Starting in **III.A**, *fc* is given an intrinsic upper bound determined by *worst case path length* which in turn describes the advancements in increased frequencies via minimization of such length. This is primarily achieved through increased pipeline lengths, which in turn bring their own challenges with increased *misprediction penalties* and *execution unit latency* [1]. This idea is well described in [3] as increases in the number of pipeline stages most often increases the execution of a single instruction while increasing instruction throughput. In designing longer pipelines balancing stage latency minimized the *worst case path length* and hence the maximum stage latency driving further increases in throughput.

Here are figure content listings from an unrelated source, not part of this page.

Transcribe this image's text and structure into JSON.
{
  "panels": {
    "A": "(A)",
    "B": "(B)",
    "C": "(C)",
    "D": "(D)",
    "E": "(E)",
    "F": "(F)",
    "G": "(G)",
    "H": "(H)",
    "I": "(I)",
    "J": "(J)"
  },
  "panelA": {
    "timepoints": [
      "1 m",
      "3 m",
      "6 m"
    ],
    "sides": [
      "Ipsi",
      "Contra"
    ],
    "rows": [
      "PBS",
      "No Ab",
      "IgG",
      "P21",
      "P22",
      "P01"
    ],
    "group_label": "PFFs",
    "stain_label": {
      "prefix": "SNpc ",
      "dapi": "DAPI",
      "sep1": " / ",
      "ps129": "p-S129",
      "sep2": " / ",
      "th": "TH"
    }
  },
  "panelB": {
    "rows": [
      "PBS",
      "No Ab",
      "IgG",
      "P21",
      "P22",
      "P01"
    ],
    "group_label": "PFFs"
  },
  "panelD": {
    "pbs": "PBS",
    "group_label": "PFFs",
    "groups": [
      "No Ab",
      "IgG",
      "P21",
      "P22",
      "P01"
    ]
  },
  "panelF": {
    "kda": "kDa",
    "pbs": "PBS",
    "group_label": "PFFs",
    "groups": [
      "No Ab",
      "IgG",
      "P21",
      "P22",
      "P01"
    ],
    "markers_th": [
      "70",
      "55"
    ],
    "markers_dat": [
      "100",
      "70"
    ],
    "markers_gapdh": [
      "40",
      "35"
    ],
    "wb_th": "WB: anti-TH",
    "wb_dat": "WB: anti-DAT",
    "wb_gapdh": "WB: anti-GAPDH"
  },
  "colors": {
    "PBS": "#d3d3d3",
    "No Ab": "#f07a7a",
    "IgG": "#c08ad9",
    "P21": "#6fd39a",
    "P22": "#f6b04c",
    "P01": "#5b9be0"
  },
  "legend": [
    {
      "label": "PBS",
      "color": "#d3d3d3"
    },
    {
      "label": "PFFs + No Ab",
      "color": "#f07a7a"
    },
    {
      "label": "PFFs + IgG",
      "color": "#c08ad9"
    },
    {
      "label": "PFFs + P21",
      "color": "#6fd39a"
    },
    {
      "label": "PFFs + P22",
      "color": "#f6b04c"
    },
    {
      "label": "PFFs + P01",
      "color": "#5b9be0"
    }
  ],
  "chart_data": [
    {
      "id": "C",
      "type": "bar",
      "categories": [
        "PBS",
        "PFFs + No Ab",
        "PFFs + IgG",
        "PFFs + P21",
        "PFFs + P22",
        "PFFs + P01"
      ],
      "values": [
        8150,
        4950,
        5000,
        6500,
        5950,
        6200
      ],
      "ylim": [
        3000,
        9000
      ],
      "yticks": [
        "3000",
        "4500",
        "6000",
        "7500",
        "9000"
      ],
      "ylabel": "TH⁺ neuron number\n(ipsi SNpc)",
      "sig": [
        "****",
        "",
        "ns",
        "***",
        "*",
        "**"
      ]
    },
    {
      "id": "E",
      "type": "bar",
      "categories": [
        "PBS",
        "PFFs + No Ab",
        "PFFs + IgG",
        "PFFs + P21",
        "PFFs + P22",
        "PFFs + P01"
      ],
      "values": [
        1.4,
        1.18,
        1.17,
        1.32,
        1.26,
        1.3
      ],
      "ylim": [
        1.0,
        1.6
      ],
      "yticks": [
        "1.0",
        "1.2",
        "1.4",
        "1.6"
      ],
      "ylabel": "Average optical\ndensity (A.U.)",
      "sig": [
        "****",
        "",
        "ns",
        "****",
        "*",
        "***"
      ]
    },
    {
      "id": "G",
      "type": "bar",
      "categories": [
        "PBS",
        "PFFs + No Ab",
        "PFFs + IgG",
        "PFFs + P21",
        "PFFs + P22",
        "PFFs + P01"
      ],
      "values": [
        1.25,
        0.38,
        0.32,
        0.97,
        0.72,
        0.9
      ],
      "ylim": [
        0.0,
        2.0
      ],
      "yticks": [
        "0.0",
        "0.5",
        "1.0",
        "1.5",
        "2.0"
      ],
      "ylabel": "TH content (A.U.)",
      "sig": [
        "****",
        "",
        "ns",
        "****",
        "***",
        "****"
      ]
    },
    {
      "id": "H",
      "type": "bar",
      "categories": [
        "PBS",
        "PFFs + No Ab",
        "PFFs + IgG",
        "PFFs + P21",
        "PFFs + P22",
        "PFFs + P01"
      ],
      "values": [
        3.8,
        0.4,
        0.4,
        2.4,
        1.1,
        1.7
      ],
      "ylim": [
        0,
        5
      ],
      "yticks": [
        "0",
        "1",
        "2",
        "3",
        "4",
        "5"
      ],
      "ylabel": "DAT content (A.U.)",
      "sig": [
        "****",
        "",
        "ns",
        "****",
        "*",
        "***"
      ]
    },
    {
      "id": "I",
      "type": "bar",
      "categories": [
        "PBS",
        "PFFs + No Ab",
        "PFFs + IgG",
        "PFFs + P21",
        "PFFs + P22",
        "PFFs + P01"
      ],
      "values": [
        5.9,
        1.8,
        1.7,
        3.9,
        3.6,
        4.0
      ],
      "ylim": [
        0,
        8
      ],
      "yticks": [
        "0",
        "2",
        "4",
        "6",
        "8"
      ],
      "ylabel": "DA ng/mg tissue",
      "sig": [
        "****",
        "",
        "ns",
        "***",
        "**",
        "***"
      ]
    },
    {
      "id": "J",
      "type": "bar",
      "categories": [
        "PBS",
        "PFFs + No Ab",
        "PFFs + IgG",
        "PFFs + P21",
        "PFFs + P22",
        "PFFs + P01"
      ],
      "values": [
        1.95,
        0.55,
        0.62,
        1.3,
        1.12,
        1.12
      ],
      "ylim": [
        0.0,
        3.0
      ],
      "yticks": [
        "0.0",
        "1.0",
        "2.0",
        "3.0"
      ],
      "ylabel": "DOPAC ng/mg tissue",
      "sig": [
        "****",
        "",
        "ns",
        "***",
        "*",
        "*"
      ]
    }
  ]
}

Due to the engineering overhead, and diminishing return on investment, an *optimal design point* is sought for maximizing profits by limiting throughput. Following discussion of increased clock frequencies in Intel processors the article dives into resulting bottlenecks in **III.B**. Three subsystems are identified as the key bottlenecks requiring advancements: *bus, memory,*

*& I/O*. Advancements in the *bus* subsystems focus on increased data width and frequency; In the *memory* subsystem evolution was driven by new components, cache enhancement via their organization, levels, capacity, and latency; The *I/O* subsystem increased storage capacity, and in terms of displays, resolution, while decreasing access times [1]. These advancements are mentioned in passing and limited detail before switching gears to the article’s more technical content.

## IV.A: *Introduction and Evolution of Utilizing Temporal Parallelism : Overview* of Possible Approaches to Introduce Temporal Parallelism

This subsection alone reemphasizes the definition of *temporal parallelism* as defined in **II**, followed by breaking it’s advancements into methodological processes. This evolution is presented again in chronological order, via means of *prefetching, pipelining execution units, & pipelining processors*. The first advancement to *sequential* processing came from the overlap of write and fetch stages in processor stages, as not until the decode stage were dependencies from the write stage retrieved (*prefetching*). Evolution followed with the introduction of pipelining, first with the execution units, and second the processor as a whole. Both first and in parallel, word length extensions allowed for the development of new ISAs building in backwards compatibility for their legacy counterparts [1]. Pipelined processors containing pipelined execution units set the convention for today’s microarchi- tectures.

# Conclusion

Sima’s work provides an elegant overview within the evolution of microarchitectures. Truly there is more than can be covered within one journal article, and thus many details are left to the reader’s independent study. Of the paper’s focus, explanation is provided in depth, focusing on ILP along three main dimensions: *temporal, issue, & intrainstruction* parallelism. The foundational concepts of microarchitecture analysis are presented, and regards are given with respect to increases in clock frequencies and the separate evolutions they drive. The summary we provide leaves off at the evolution of *temporal parallelism*, while the work itself continues to explore *issue & intrainstruction* dimensions.

# References

1. D. Sima, “Decisive aspects in the evolution of microprocessors,” *Proceedings of the IEEE*, vol. 92, no. 12, pp. 1896–1926, 2004.
2. H. Falk, “Decisive aspects in the evolution of microprocessors,” *Proceedings of the IEEE*, vol. 92, no. 12, pp. 1895–1895, 2004.
3. J. L. Hennessy and D. A. Patterson, *Computer Architecture, Sixth Edition: A Quantitative Approach*. San Francisco, CA, USA: Morgan Kaufmann Publishers Inc., 6th ed., 2017.
4. R. E. Bryant and D. R. O’Hallaron, *Computer Systems: A Programmer’s Perspective*. Pearson, 3rd, global ed., 2019.